In these times of dwindling resources and increasing needs, these collaborations — of bar associations, law schools, professional organizations, and community agencies — help to ensure that effective and free legal services continue to be offered to the low-income and vulnerable in our community.
Our pro bono service has never mattered more and has never been more needed. The collaborations make it happen – for the man who was cheated by the car dealer, for the mother who needs legal authority to act on behalf of her disabled adult child, for the grandmother who wants to adopt her granddaughter, for the disabled tenant whose landlord refuses to supply reasonable accommodation, for the immigrant who is filing for citizenship, for the single parent who needs to probate her grandmother’s estate so she can fix the roof of the home where she grew up.
Our help matters to these and hundreds more.
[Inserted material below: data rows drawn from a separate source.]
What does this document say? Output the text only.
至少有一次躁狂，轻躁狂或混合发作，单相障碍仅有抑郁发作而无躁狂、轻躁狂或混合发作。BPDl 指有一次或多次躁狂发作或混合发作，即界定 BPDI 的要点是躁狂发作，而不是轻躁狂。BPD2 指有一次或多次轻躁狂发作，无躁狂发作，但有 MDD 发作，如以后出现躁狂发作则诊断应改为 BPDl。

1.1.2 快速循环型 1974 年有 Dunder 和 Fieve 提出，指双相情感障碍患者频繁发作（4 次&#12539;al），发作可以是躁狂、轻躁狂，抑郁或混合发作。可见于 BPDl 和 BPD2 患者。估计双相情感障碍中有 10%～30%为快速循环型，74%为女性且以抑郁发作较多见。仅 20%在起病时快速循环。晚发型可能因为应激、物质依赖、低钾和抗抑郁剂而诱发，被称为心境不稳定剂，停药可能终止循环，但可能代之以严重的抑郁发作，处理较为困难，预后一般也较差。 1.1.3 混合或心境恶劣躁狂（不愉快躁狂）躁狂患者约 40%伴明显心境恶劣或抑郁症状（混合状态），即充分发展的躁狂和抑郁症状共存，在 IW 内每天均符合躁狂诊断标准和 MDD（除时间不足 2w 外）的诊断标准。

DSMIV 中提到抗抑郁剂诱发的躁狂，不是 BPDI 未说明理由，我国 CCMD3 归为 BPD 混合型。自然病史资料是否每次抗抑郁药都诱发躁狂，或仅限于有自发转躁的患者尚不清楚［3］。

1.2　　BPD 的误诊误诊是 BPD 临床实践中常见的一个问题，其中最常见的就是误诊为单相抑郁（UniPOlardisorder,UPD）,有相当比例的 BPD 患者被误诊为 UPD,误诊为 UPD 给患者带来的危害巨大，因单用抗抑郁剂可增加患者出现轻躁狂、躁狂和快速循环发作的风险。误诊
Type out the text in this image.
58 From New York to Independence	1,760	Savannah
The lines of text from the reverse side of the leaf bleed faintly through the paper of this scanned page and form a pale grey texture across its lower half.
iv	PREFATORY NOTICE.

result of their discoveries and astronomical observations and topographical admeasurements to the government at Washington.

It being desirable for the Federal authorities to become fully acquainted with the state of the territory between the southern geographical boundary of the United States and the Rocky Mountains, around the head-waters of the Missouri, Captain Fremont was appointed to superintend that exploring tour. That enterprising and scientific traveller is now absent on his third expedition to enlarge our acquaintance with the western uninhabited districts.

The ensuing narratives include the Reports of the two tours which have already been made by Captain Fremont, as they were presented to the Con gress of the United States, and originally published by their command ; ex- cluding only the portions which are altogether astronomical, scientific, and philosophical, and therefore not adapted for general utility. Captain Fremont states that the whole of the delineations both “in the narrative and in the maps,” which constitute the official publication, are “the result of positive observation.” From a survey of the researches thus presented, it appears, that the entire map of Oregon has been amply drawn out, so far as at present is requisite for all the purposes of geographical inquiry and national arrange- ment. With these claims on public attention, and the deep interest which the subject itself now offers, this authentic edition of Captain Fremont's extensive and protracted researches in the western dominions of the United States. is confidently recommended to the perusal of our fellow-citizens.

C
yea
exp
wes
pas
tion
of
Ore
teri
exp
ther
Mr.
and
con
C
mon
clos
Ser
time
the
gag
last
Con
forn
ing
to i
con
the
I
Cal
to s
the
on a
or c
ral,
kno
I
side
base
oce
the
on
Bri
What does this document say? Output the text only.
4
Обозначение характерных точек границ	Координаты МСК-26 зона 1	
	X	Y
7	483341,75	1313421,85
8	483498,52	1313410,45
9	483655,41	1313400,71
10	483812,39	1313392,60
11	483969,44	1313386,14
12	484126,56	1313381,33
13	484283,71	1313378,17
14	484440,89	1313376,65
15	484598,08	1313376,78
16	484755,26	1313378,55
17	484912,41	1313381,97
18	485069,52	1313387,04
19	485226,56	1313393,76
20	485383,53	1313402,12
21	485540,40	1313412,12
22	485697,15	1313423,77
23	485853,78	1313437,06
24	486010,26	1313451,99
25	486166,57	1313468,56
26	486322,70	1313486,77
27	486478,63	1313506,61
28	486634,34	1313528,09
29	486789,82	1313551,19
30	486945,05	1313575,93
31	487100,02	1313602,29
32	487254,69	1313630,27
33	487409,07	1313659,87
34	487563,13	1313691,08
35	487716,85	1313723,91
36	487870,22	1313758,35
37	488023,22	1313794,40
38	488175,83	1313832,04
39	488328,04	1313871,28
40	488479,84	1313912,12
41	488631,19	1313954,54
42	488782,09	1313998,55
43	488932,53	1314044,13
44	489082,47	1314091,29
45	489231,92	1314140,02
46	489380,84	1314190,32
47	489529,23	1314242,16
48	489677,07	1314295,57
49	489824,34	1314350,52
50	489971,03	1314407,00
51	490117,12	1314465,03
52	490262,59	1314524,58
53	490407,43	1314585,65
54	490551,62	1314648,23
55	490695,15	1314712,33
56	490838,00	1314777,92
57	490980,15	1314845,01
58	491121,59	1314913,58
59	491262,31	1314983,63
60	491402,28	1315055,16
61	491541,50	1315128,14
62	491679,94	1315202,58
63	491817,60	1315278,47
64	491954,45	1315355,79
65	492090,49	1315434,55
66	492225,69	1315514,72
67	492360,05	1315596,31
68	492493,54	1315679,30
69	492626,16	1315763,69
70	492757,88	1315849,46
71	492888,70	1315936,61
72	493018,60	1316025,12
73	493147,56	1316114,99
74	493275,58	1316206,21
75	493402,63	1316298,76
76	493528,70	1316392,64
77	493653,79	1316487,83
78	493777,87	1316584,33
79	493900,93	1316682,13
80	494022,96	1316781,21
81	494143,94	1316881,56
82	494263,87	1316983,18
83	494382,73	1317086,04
This is what we believe. People should have access to our courts regardless of ability to pay. We say it every time we pledge allegiance our flag, “with liberty and justice for all.” We say it when we become lawyers, “I will never reject from any consideration personal to myself the cause of the defenseless and the oppressed.”
You are making it happen. You are helping to ensure that everyone receives zealous advocacy. It’s this balance –– having both sides represented –– that helps ensure the very integrity of our judicial system.
You are making it happen by taking that one case, by assisting that one client. It matters.
Here in the 4th Judicial Circuit we celebrate pro bono. Become involved. Stay involved. And let’s continue to applaud each other.